Hingga saat ini, Lorens memberi keterangan bahwa masyarakat terdampak masih membutuhkan sembako. Ia berkisah, baru pada Selasa, 13/4, Pastor Paroki St. Maria Magdalena Nggongi wilayah selatan Sumba Timur terhubung sekitar tengah malam. Dalam kontak itu terdapat informasi bahwa masyarakat di sana juga terdampak parah. “Di daerah pinggir pantai ini dilaporkan banyak rumah yang rusak, tanaman berupa padi dan jagung tertimbun lumpur,” jelasnya. Pendataan Paroki Nggongi mencatat terdampat 219 keluarga dengan jumlah 1147 jiwa terdampak banjir bandang. Mendistribusikan bantuan kesana Pos I menggunakan truk.

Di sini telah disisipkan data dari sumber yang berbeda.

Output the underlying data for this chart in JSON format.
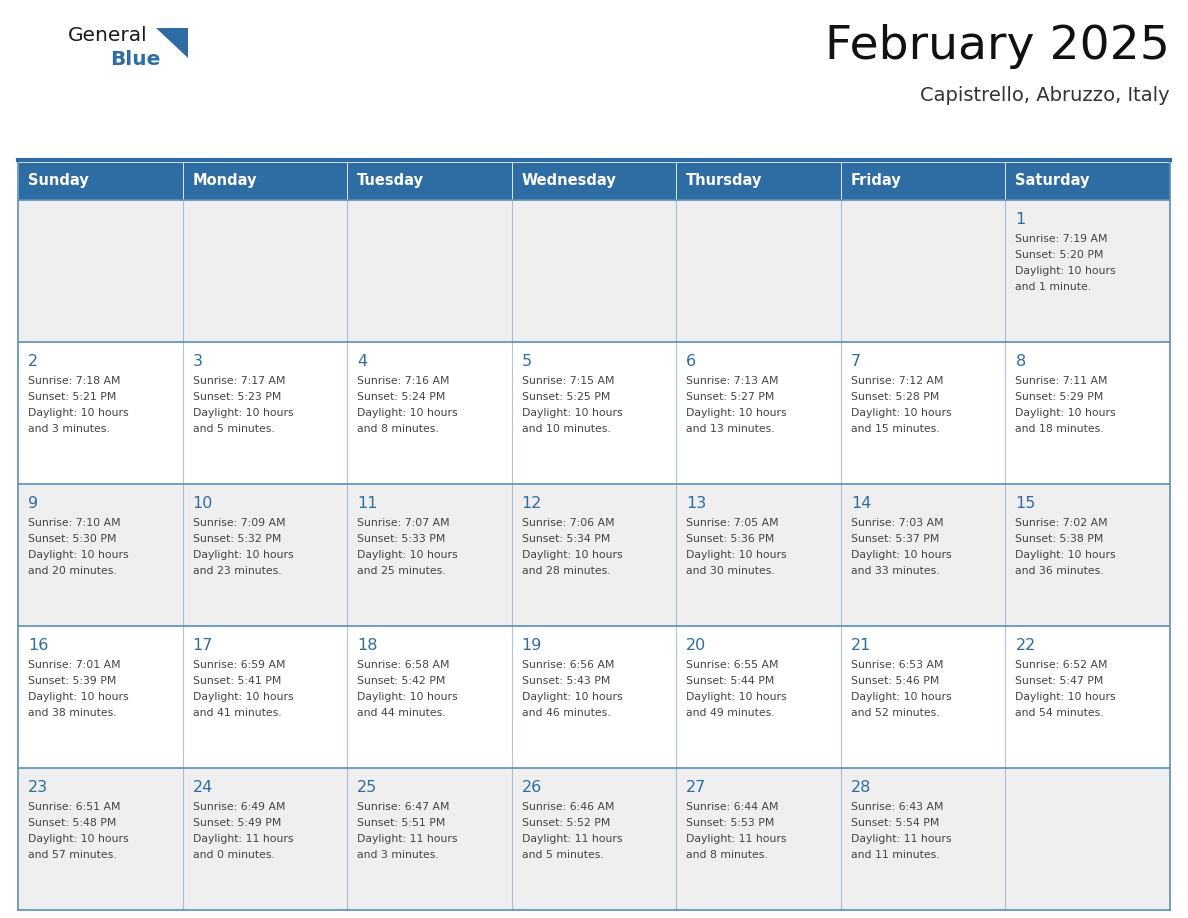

Selain Tim Keuskupan dan Paroki, banyak relawan hadir memberi diri. Disebutkan Lorens, relawan di Keuskupan Weetebula datang dari wilayah Sumba Tengah dan relawan Satu untuk Sumba. Ada juga relawan Redemptoris Muda yang terdiri dari para imam dan postulant Redemptoris. Mereka ini hamper setiap hari bersama umat terdampak di lokasi mengantar air bersih dengan menggunakan mobil tangka lalu turut membantu membersihkan lumpur yang ada di rumah warga. “Kira-kira relawan Redemptoris muda ada 25 orang yang turun ke lokasi,” imbuhnya.

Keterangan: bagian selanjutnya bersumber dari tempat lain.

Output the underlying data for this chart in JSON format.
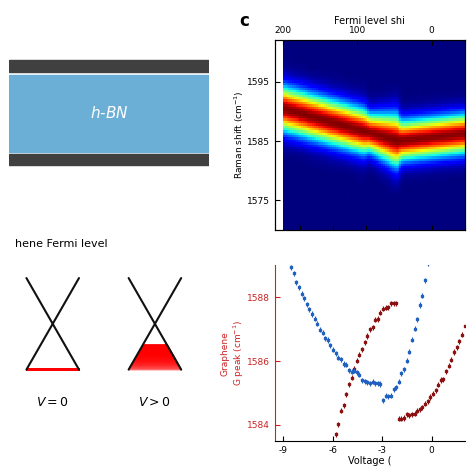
{
  "title_c": "c",
  "fermi_label": "Fermi level shi",
  "fermi_ticks_labels": [
    "200",
    "100",
    "0"
  ],
  "fermi_ticks_volts": [
    -9.0,
    -4.5,
    0.0
  ],
  "raman_ylabel": "Raman shift (cm$^{-1}$)",
  "raman_yticks": [
    1575,
    1585,
    1595
  ],
  "raman_ylim": [
    1570,
    1602
  ],
  "gpeak_ylabel": "Graphene\nG peak (cm$^{-1}$)",
  "gpeak_yticks": [
    1584,
    1586,
    1588
  ],
  "gpeak_ylim": [
    1583.5,
    1589.0
  ],
  "voltage_xlabel": "Voltage (",
  "voltage_xticks": [
    -9,
    -6,
    -3,
    0
  ],
  "voltage_xlim": [
    -9.5,
    2.0
  ],
  "hbn_color": "#6baed6",
  "hbn_label": "h-BN",
  "graphene_label": "hene Fermi level",
  "v0_label": "V = 0",
  "vgt0_label": "V > 0",
  "bg_color": "#ffffff",
  "blue_color": "#2060c0",
  "red_color": "#8b1010",
  "cone_line_color": "#111111",
  "dark_bar_color": "#404040"
}
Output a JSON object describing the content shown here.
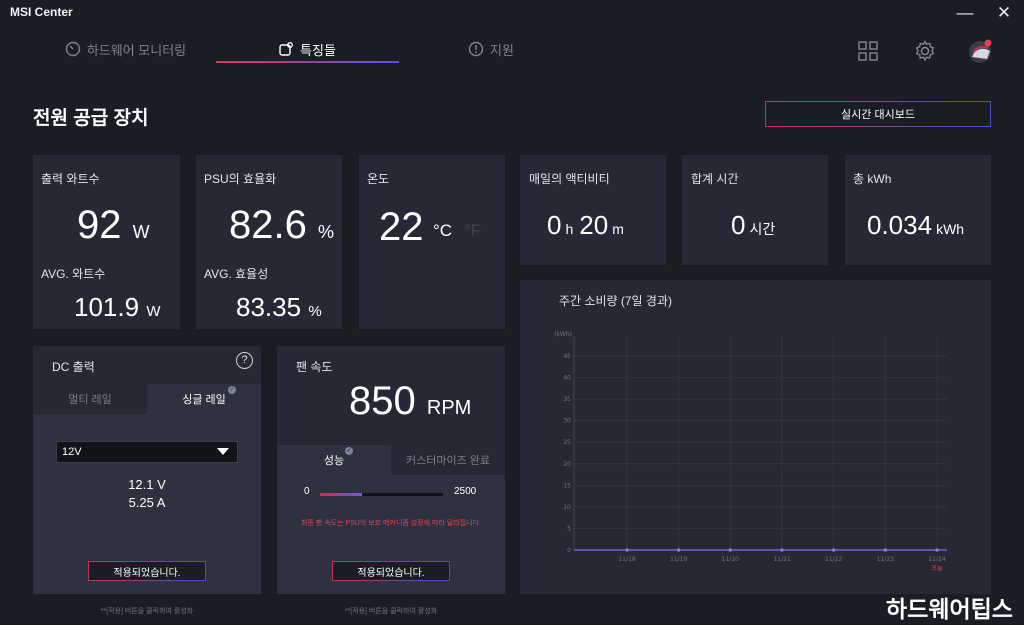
{
  "app": {
    "title": "MSI Center",
    "minimize": "—",
    "close": "✕"
  },
  "nav": {
    "tabs": [
      {
        "label": "하드웨어 모니터링",
        "icon": "gauge-icon"
      },
      {
        "label": "특징들",
        "icon": "feature-icon"
      },
      {
        "label": "지원",
        "icon": "info-icon"
      }
    ],
    "active_tab": 1
  },
  "page": {
    "title": "전원 공급 장치",
    "dashboard_button": "실시간 대시보드"
  },
  "output_watts": {
    "label": "출력 와트수",
    "value": "92",
    "unit": "W",
    "avg_label": "AVG. 와트수",
    "avg_value": "101.9",
    "avg_unit": "W"
  },
  "efficiency": {
    "label": "PSU의 효율화",
    "value": "82.6",
    "unit": "%",
    "avg_label": "AVG. 효율성",
    "avg_value": "83.35",
    "avg_unit": "%"
  },
  "temperature": {
    "label": "온도",
    "value": "22",
    "unit_c": "°C",
    "unit_f": "°F"
  },
  "daily_activity": {
    "label": "매일의 액티비티",
    "hours": "0",
    "h_unit": "h",
    "minutes": "20",
    "m_unit": "m"
  },
  "total_time": {
    "label": "합계 시간",
    "value": "0",
    "unit": "시간"
  },
  "total_kwh": {
    "label": "총 kWh",
    "value": "0.034",
    "unit": "kWh"
  },
  "dc_output": {
    "label": "DC 출력",
    "help": "?",
    "tabs": [
      "멀티 레일",
      "싱글 레일"
    ],
    "active_tab": 1,
    "rail_select": "12V",
    "voltage": "12.1 V",
    "current": "5.25 A",
    "applied": "적용되었습니다.",
    "hint": "**[적용] 버튼을 클릭하여 활성화"
  },
  "fan": {
    "label": "팬 속도",
    "value": "850",
    "unit": "RPM",
    "tabs": [
      "성능",
      "커스터마이즈 완료"
    ],
    "active_tab": 0,
    "slider_min": "0",
    "slider_max": "2500",
    "slider_value": 850,
    "warning": "최종 팬 속도는 PSU의 보호 메커니즘 설정에 따라 달라집니다.",
    "warning_color": "#e8404f",
    "applied": "적용되었습니다.",
    "hint": "**[적용] 버튼을 클릭하여 활성화"
  },
  "weekly": {
    "title": "주간 소비량 (7일 경과)",
    "today_label": "오늘"
  },
  "chart_data": {
    "type": "line",
    "title": "주간 소비량 (7일 경과)",
    "ylabel": "(kWh)",
    "xlabel": "",
    "categories": [
      "11/18",
      "11/19",
      "11/20",
      "11/21",
      "11/22",
      "11/23",
      "11/24"
    ],
    "values": [
      0,
      0,
      0,
      0,
      0,
      0,
      0
    ],
    "ylim": [
      0,
      45
    ],
    "yticks": [
      0,
      5,
      10,
      15,
      20,
      25,
      30,
      35,
      40,
      45
    ],
    "grid": true,
    "line_color": "#6c63d8",
    "today_color": "#e8404f"
  },
  "watermark": "하드웨어팁스"
}
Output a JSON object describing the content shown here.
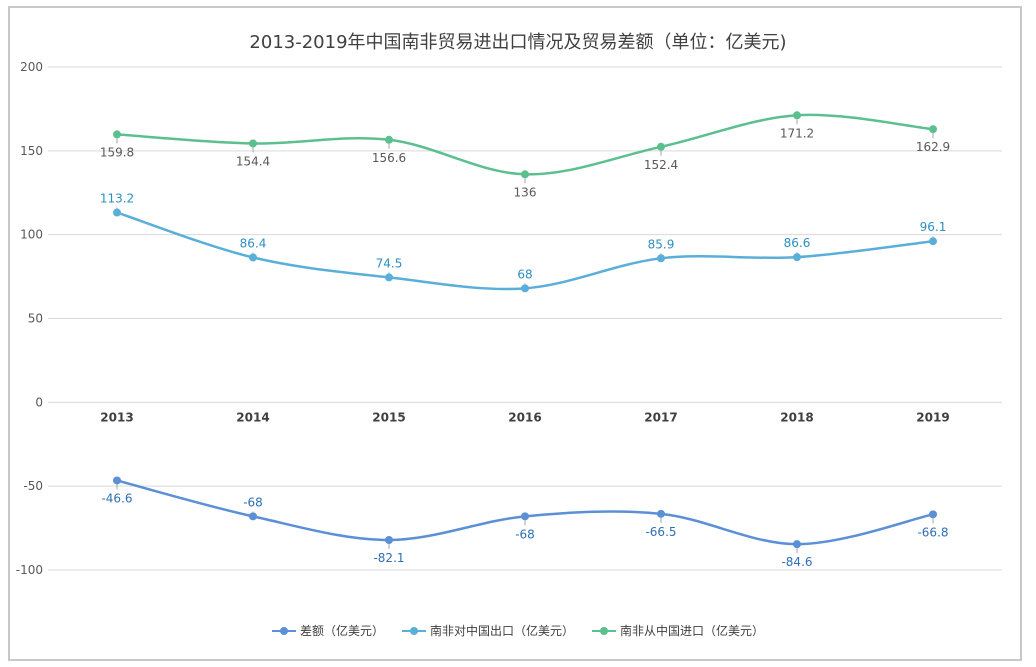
{
  "chart_data": {
    "type": "line",
    "title": "2013-2019年中国南非贸易进出口情况及贸易差额（单位：亿美元)",
    "categories": [
      "2013",
      "2014",
      "2015",
      "2016",
      "2017",
      "2018",
      "2019"
    ],
    "ylim": [
      -100,
      200
    ],
    "yticks": [
      "200",
      "150",
      "100",
      "50",
      "0",
      "-50",
      "-100"
    ],
    "grid": true,
    "legend_position": "bottom",
    "series": [
      {
        "name": "差额（亿美元）",
        "color": "#5b8fd6",
        "values": [
          -46.6,
          -68,
          -82.1,
          -68,
          -66.5,
          -84.6,
          -66.8
        ],
        "labels": [
          "-46.6",
          "-68",
          "-82.1",
          "-68",
          "-66.5",
          "-84.6",
          "-66.8"
        ]
      },
      {
        "name": "南非对中国出口（亿美元）",
        "color": "#5aafd9",
        "values": [
          113.2,
          86.4,
          74.5,
          68,
          85.9,
          86.6,
          96.1
        ],
        "labels": [
          "113.2",
          "86.4",
          "74.5",
          "68",
          "85.9",
          "86.6",
          "96.1"
        ]
      },
      {
        "name": "南非从中国进口（亿美元）",
        "color": "#5cc08e",
        "values": [
          159.8,
          154.4,
          156.6,
          136,
          152.4,
          171.2,
          162.9
        ],
        "labels": [
          "159.8",
          "154.4",
          "156.6",
          "136",
          "152.4",
          "171.2",
          "162.9"
        ]
      }
    ]
  }
}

Terakhir Lorens menjabarkan respons yang belum dilakukan kepada korban ada pemulihan trauma. “Ini menjadi prioritas kami juga kedepannya. Kami bersama-sama sedang mempersiapkan hal ini,” terangnya lagi.
Program ke depan
Berkaca dari pengalaman ini, Lorens berupaya agar diadakan program peningkatan kapasitas SDM di bagian relawan terlatih. Kemudian juga peningkatan manajemen penanggulangan bencana. “Pelatihan ini yang akan saya minta dari KARINA supaya memberi pembekalan kepada ketua OMK, Imam Moderator, supaya jika ada bencana lagi jalur koordinasi bisa lebih jelas dan tepat sasran,” ungkapnya. “Memang lima tahun lalu pelatihan ini pernah diadakan namun mereka yang telah dilatih sudah banyak merantau,”akunya lagi.
Meksipun peristiwa ini berat, Lorens tetap optimis bahwa lewat bencana ini kita diajarkan bagaimana memberi kasih kepada masyarakat terdampak secara sistemati dan mempunyai manajemen yang jelas dan tepat tidak sekadar sosial karitatif. “Kami sedang berjuang mewujudkan hal itu,” pungkasnya semangat.
Felicia Permata Hanggu
(Majalah HIDUP, Edisi No.17, Tahun ke-75, Minggu, 25 April 2021)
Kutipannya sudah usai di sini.